I agree with you that your friend is wrong in stating the entire structure
has to
be less 1/10 wavelength to use MoM. Instead, the structure has to be
discretized
in such a way that each element is very small compared to wavelength.
Typically,
1/10 wavelength is a good rule of thumb. One may go as high as 1/20
wavelength
to achieve higher accuracy. This is because many MoM formulation uses so
called
locally supported basis function to represent electric currents. Those
basis
are typically low order polynomials. Hence, it only can represent small
change
in currents on a local area such as a triangle or rectangle.

The issue of limit of MoM is a hard one in general. Since you are
referring to
HP's momentum, I can list a few limiting factors:

(1). Accuracy in computing Green's function. Momentum uses dyatic Green's
function
for multilayer dielectrics. To speed up the computation, HP uses
precomputed
Green's function and does interpolation when the Green's function is
needed.

(2). Mesh densities. In order to achieve high accuracy, local refined mesh
is
necessary. I am not sure Momentum has this capability.

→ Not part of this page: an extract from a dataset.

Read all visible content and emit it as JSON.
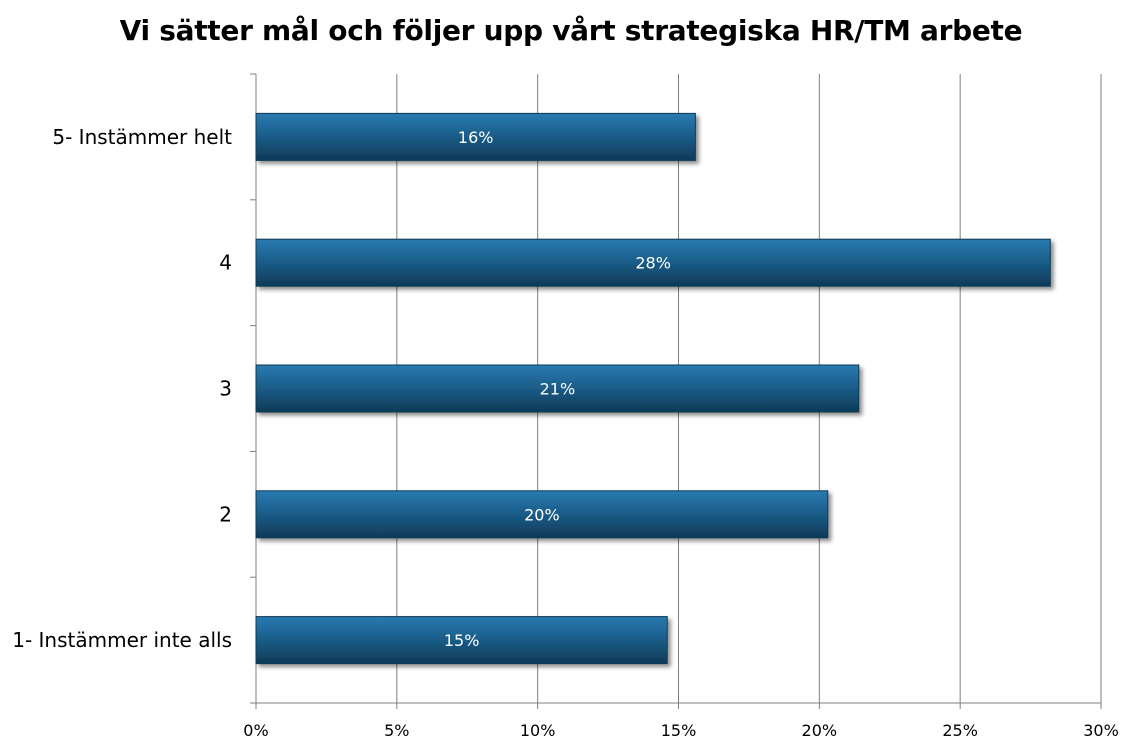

(3). Deembeding techniques. In order to extract circuite parameters such
as
scattering parameters, it is necessary to extend the ports to certain
length
and perform certain operations. This has a strong influence on the
accuracy
of circuit parameters.

(4). Low frequency limit. Momentum uses mixed potential integral equation
technique. It generally breaks down at very low frequency unless special
care is
taken.

If you would like a practical example on the limit of accuracy for code
such as HP
Momentum, I would refer you to an artical published in European Microwave
Journal earlier this year which compared the measured results with the
numercial
soltions obtained by various simulators. For matched microstrip line, |S11|
= 0.0
analytically. Numerically, it is in the range of 0.01 to 0.001.

-Xingchao Yuan